The ending sentence of William’s excellent article was very thought provoking: ‘this counter-intuitive proposition at the heart of Christianity is troubling and contentious for many...’. Until relatively recently many Irish people may have been indoctrinated to accept the rational basis for the tenets of the Creeds, but to keep their doubts largely to themselves. It sometimes feels as if there is an inversion of the traditional position when speaking to younger people today.


Do some younger people innately suspect or hope, that the survival of the odd sounding spiritual message of the Church, might possibly be explained by it being true? In contrast to earlier generations, they seem confident to express scepticism, but maybe less well grounded in the abundant positive evidences for our Lord’s birth-death-resurrection.

THOMAS HARDY


Belfast BT5

Polemical unionist viewpoint

Fionnuala O Connor (May 14) quotes Brice Dickson’s recent comment, that ‘government’ is a much more basis right than same-sex marriage or an Irish language act, and that his gay and Irish language friends resent being used as part of a wider political game.


Fionnuala’s only observation is that ‘it was an odd offering from an academic, polemic infused with personal testimony’.

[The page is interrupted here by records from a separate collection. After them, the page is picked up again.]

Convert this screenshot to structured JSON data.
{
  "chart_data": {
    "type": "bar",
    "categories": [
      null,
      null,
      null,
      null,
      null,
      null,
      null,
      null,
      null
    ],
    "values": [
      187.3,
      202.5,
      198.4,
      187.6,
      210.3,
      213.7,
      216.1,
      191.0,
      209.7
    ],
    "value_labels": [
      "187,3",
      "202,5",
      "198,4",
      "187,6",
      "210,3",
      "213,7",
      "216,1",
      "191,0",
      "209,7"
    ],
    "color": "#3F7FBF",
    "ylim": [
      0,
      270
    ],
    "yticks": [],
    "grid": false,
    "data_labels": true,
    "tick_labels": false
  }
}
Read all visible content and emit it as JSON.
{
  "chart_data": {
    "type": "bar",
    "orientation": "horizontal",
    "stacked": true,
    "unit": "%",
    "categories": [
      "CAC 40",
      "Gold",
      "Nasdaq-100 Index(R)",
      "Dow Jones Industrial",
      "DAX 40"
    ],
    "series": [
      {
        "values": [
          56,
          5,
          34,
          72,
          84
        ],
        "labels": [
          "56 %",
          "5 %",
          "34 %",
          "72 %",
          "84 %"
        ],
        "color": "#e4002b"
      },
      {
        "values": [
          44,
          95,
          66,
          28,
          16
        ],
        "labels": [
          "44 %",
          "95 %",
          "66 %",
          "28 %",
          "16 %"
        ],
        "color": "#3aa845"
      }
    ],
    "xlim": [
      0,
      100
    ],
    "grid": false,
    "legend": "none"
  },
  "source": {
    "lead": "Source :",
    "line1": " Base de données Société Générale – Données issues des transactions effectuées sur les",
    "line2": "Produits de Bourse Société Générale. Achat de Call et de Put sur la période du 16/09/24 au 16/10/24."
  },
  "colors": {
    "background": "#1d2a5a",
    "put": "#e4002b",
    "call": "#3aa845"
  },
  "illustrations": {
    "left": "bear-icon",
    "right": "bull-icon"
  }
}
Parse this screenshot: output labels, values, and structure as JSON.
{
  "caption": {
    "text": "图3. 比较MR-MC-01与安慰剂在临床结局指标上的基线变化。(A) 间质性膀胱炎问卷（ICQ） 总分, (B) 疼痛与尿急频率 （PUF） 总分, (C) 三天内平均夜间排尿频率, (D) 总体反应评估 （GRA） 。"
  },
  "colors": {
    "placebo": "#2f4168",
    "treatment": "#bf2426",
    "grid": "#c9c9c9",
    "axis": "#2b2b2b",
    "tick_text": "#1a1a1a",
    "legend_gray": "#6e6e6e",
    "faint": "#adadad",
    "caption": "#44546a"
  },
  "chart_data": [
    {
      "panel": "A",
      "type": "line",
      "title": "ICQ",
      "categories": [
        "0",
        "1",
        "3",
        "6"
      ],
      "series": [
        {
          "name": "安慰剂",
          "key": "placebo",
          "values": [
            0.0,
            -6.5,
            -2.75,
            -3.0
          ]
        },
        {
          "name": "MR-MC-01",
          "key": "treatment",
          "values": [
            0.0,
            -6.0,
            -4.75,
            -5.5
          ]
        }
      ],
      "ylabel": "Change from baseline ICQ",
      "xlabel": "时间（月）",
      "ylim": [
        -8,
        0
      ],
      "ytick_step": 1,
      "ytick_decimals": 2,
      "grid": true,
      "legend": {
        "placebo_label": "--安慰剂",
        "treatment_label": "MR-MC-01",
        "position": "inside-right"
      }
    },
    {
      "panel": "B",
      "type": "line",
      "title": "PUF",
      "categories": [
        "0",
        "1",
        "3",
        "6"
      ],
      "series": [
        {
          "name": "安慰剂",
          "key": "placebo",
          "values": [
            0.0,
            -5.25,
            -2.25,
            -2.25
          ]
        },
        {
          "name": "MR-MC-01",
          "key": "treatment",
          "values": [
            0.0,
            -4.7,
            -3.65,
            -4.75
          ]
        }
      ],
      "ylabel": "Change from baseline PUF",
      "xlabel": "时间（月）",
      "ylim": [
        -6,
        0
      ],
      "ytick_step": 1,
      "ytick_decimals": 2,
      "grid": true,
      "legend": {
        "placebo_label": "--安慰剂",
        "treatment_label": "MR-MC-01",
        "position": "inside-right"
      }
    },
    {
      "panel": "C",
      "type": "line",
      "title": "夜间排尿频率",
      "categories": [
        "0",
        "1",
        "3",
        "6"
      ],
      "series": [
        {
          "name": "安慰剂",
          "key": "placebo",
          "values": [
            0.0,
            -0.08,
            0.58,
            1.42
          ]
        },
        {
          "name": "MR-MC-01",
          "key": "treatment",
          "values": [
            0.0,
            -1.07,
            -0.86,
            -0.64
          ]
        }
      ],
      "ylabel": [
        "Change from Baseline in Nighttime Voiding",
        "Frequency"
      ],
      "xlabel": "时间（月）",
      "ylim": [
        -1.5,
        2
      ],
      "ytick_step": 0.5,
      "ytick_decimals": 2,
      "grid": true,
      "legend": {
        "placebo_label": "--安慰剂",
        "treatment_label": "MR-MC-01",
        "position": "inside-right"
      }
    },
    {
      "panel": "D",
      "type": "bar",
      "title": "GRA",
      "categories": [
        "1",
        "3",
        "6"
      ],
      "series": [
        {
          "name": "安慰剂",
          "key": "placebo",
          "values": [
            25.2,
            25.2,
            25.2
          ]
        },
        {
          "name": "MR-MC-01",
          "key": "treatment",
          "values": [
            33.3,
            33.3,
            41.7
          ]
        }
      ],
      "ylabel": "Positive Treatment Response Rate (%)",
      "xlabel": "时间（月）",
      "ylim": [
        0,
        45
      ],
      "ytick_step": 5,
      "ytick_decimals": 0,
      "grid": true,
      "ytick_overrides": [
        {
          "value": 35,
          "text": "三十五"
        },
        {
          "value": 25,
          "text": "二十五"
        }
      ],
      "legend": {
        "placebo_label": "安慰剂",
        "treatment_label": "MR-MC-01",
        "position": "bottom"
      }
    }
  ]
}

To describe Dickson’s comments as ‘odd’ comes nowhere near doing it justice. As a distinguished academic lawyer Mr Dickson is a person whose views should normally deserve a considered hearing. But this is one occasion where a most cursory examination of what he says exposes both its absolute nonsense, and, arguably, a polemical unionist viewpoint on the current issue of people’s rights in the North of Ireland. How can any sensible commentator lump together all forms of ‘government’ as constituting a basic right? Given the world history of totalitarian ‘governments’ and the harm wrought by them on human rights over the centuries, such a proposition is demonstrably false and risible. The espousal of citizens’ rights is the hallmark of ‘good government’. The denial of those rights marks out ‘bad governments’. These two ‘governments’ are, plainly, not the same thing.

PATRICK FAHY


Omagh, Co Tyrone

Expenses farce needs to be halted

I find it very upsetting, even bordering on mind-boggling, that some of our British members of parliament are still lining their pockets (as published in the Sunday Express), contrary to the Independent Parliament Standards Authority.

Apparently 377 MPs (well over half  of parliament) have had their official credit cards suspended, but more worrying than that, this same Independent Standards Authority, it is claimed tried to stop this news getting out to the public domain.

A few of those politicians who are named as offenders were Jeremy Corbyn, Chris Grayling, Richard Burgon, Keith Vaz, Claire Perry and our own Ian Paisley jnr.

This article also claims this expense channel has risen since 2009 to date by 20 per cent, to a cost of now £120m.

If found correct, proceedings should take place to at least stop this farce once and for all.

HARRY STEPHENSON


Kircubbin, Co Down

Offensive name mars great idea

The greatness of the idea of an alcohol-free bar in Dublin (May 10) is marred by the blatantly offensive name given to the bar – ‘The Virgin Mary’.


It is sacrilegious and totally unnecessary.


Not only is there a ‘cultural shift’ from alcohol, as the owner says, but obviously a shift from any respect for the Catholic faith.